Undergound burial vaults containing human remains have been found under a development site in Sunderland.
Long-forgotten chambers below Villiers Street, in Sunniside, were discovered under a former Sunday school building – being demolished as part of the area's regeneration.
A number of the vaults are bricked up and it is not yet clear how many skeletons are in the chambers, though interment records show 409 people were buried at the site.
Archaeologists are busy documenting the rare find before the remains are removed and sent away for analysis.
The bones will be reburied in Bishopwearmouth Cemetery and the crypt will be filled in.
The work has been organised by Sunderland arc and the Sunniside Partnership.

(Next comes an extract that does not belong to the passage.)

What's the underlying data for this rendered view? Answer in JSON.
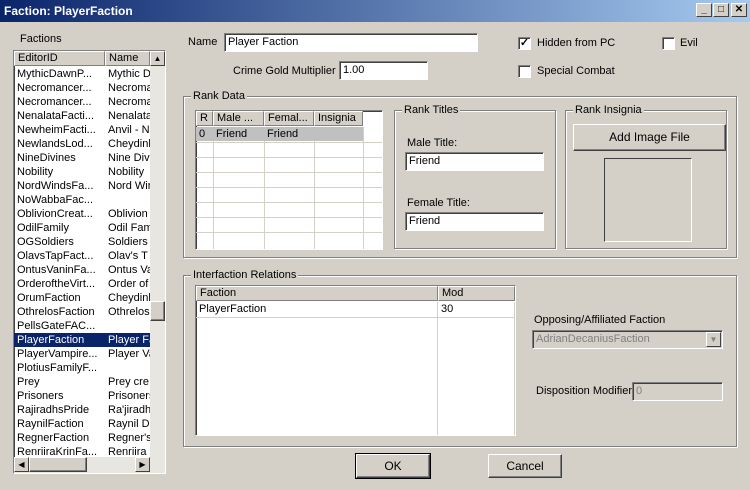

Ben Hall, director of Sunniside Partnership, said: "The excavation of this site is an extremely sensitive process, which is why specialist archaeologists have been appointed.
"They are investigating all the material underneath the building and while this work is carried out the site has been screened, sealed and secured for health and safety reasons."
Matthew Town, project manager from contractor North Pennines Archaeology, said: "The work presents a rare opportunity to learn more about the lifestyles of people in 19th-century Sunderland."
The Sunday school building, part of a non-conformist Bethel chapel, was built around 1817 and extended in 1826, when the burial vaults were built north of the church.
The chapel building was demolished in 1978, leaving behind the Sunday school – and the hidden vaults.
The chambers were first uncovered when the building, most recently a garage, was being broken up by contractors.
The site has been earmarked for family housing, but independent councillor and heritage campaigner Peter Maddison and Arnie Sneddon, a history buff from Villiers Street, want to see the vaults left intact.
Mr Sneddon said a glass roof should be installed to allow people to see into the brickwork chambers.
Coun Maddison said: "Sunderland has a fantastic history and we have a duty to preserve it."
But Liz Hughes, senior project manager of owners, Sunniside Partnership, said there was no safe access to the chambers and it was not practical to keep the chambers as they are.
Archaeologists are on site until March and because human remains are involved the team had to get permission to go ahead from the Ministry of Justice.
The Sunniside Partnership and One North East say they are working with Sunderland City Council, archaeologists, English Heritage and Tyne & Wear Archaeology to ensure the project is handled with the utmost professionalism, care and respect.